Okay, I am somewhat biased when I say this: I know a good book to read. Biased because it's mine. Why do I say it's good? Because it is full of events--big and small--from real life, that reveal our Creator's careful and caring participation in the daily comings and goings of us everyday people!
Some of them are the kinds of things that happen on the regular, and some of them seriously make you sit back and think a bit! I'm absolutely certain that your own life has more than a few examples pocketed away somewhere, maybe hidden among the shrubbery. In your quieter times, take a little walk through your best (and maybe even worst) memories, and with your mind's eye, try to find just one of those God-revealing moments. Be sure not to manufacture one. Just find one that's been hidden. And when you do, thank the Lord for showing you how He's been faithful.
By the time I found out I had a large tumor in my brain, it required immediate attention. The fact that I can sit here right now, like I am, able to write some of the highlights of my experience for you is an awesome gift. This is true no matter how I look at it, and I hope you can enjoy seeing God's hand at work in my story, too. Because if you see it, you'll be blessed by it, too!!

Dr. Robinson and I chitchatted about his children as he examined the backs of my eyes, and then he said I could just relax for a few minutes. He was going to take care of something, and he’d be back shortly. When he came back, it was to tell me he had scheduled an emergency CT scan.
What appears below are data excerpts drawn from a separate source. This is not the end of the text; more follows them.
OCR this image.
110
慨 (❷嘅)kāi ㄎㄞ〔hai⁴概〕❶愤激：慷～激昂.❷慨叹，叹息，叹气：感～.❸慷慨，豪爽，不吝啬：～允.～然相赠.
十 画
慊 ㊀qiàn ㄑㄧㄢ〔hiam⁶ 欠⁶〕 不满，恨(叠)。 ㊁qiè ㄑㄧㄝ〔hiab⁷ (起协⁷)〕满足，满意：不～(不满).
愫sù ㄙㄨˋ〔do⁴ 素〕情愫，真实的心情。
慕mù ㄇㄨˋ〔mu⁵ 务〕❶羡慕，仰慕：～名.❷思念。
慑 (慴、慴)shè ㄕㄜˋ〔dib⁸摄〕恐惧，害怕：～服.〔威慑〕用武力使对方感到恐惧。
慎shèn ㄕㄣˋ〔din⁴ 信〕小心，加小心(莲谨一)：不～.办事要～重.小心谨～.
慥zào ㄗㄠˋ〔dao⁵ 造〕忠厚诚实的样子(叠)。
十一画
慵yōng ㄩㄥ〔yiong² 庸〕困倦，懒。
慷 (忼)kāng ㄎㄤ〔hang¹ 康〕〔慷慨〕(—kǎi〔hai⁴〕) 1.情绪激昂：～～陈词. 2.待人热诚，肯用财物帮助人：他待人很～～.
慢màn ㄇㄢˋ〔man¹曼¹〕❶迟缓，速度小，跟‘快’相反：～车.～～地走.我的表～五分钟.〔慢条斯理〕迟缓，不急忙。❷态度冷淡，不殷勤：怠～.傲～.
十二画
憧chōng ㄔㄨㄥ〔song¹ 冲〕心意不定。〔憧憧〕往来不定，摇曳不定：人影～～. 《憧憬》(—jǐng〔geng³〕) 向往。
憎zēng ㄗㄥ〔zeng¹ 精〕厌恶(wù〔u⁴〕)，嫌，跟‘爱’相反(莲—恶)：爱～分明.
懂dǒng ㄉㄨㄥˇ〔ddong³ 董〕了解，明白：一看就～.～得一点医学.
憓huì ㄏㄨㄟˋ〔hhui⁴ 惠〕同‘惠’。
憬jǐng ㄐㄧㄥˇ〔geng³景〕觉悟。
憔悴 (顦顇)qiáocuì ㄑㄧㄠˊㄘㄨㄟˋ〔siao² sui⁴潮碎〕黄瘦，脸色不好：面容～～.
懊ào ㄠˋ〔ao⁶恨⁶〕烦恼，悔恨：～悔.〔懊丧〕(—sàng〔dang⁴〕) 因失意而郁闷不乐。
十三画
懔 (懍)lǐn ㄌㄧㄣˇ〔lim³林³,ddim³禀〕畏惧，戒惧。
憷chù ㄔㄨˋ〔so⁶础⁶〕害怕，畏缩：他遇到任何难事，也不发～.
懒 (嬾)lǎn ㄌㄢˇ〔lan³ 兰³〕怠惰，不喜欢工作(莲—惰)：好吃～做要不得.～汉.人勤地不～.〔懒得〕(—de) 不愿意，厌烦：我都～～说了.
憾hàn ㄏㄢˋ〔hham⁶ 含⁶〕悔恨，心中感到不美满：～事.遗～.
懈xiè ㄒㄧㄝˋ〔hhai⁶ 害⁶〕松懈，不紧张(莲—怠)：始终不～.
The swelling he had seen in my optic nerve probably indicated either an eye disease that affects primarily women or a brain tumor, and that my friend should drive me to the hospital immediately.
Well, Lori would end up driving me to many places in the coming months. The ER, the “rehab,” the Ice Cream Churn, home, follow-up doctor visits, the church building. Later, I’d try acupuncture, and she’d drive me there. But for now, it was to the hospital. A CT scan did reveal a tumor on my left occipital lobe, which plays a huge role in vision-related matters. The tumor was the size of a large grapefruit, and that helps clarify why I was having “blackouts” – the spinal fluid was trapped, unable to make the rounds as it should. Nothing like a grapefruit-sized obstruction to hinder circulation.




I can laugh about it now, of course, but at the time it wasn’t funny. After the CT scan discovery, Lori and I were shown into a small, windowless conference room. This is where I would need to quickly (there wasn’t much time) choose a neurosurgeon to perform the brain surgery. What? Again, I was given the task of selecting a specialist to defend my life. And again, I had no idea how to choose.
“What does a neurosurgeon do?” My words seemed to cut into the heavy air. I remember looking across the room at Dr. Robinson and Dr. Wasley, who was filling in for Dr. Scappaticci this night. The two of them were seated side by side at the end of the room, while Lori and I stood, still close to the small room’s one door. We had been invited to sit with them (there was plenty of seating available), but I’d rather stand, and my stalwart friend stood with me.
A neurosurgeon, as it turns out, was who would be able to operate on the tumor and hopefully remove it.
“Well, I don’t know any neurosurgeons—”
At once Dr. Robinson began to read aloud the names on the list he had in his hand, “There’s Yale, in New Haven. There’s So-and-So, in such-and-such a place. After “Yale, in New Haven,” I perceived sound…what seemed like dozens of inconspicuous names and places.
Somewhere in the middle, I heard “…and Jonathan Ballon, in New Britain,” and then there were more names, which turned into a meaningless stream of rambling by the time they reached my preoccupied mind. Then suddenly, the list came to an end, and it was time to choose. I was looking at Lori, and she and both doctors were looking at me, expectantly. What was I waiting for? Let’s have a name. This is not what they said, it was what I heard. I remember feeling like I bore the enormous weight of electing my champion to settle my fate…a one-time chance. No do-overs, so I’d best choose wisely.
I prayed. Nobody else could hear me, but I knew God had. Who should I choose, LORD? I still didn’t have a clue whom to choose, but since I clearly remembered that name in the middle of the list, I looked at the doctors and said, timidly, “I guess Jonathan Ballon in New Britain.”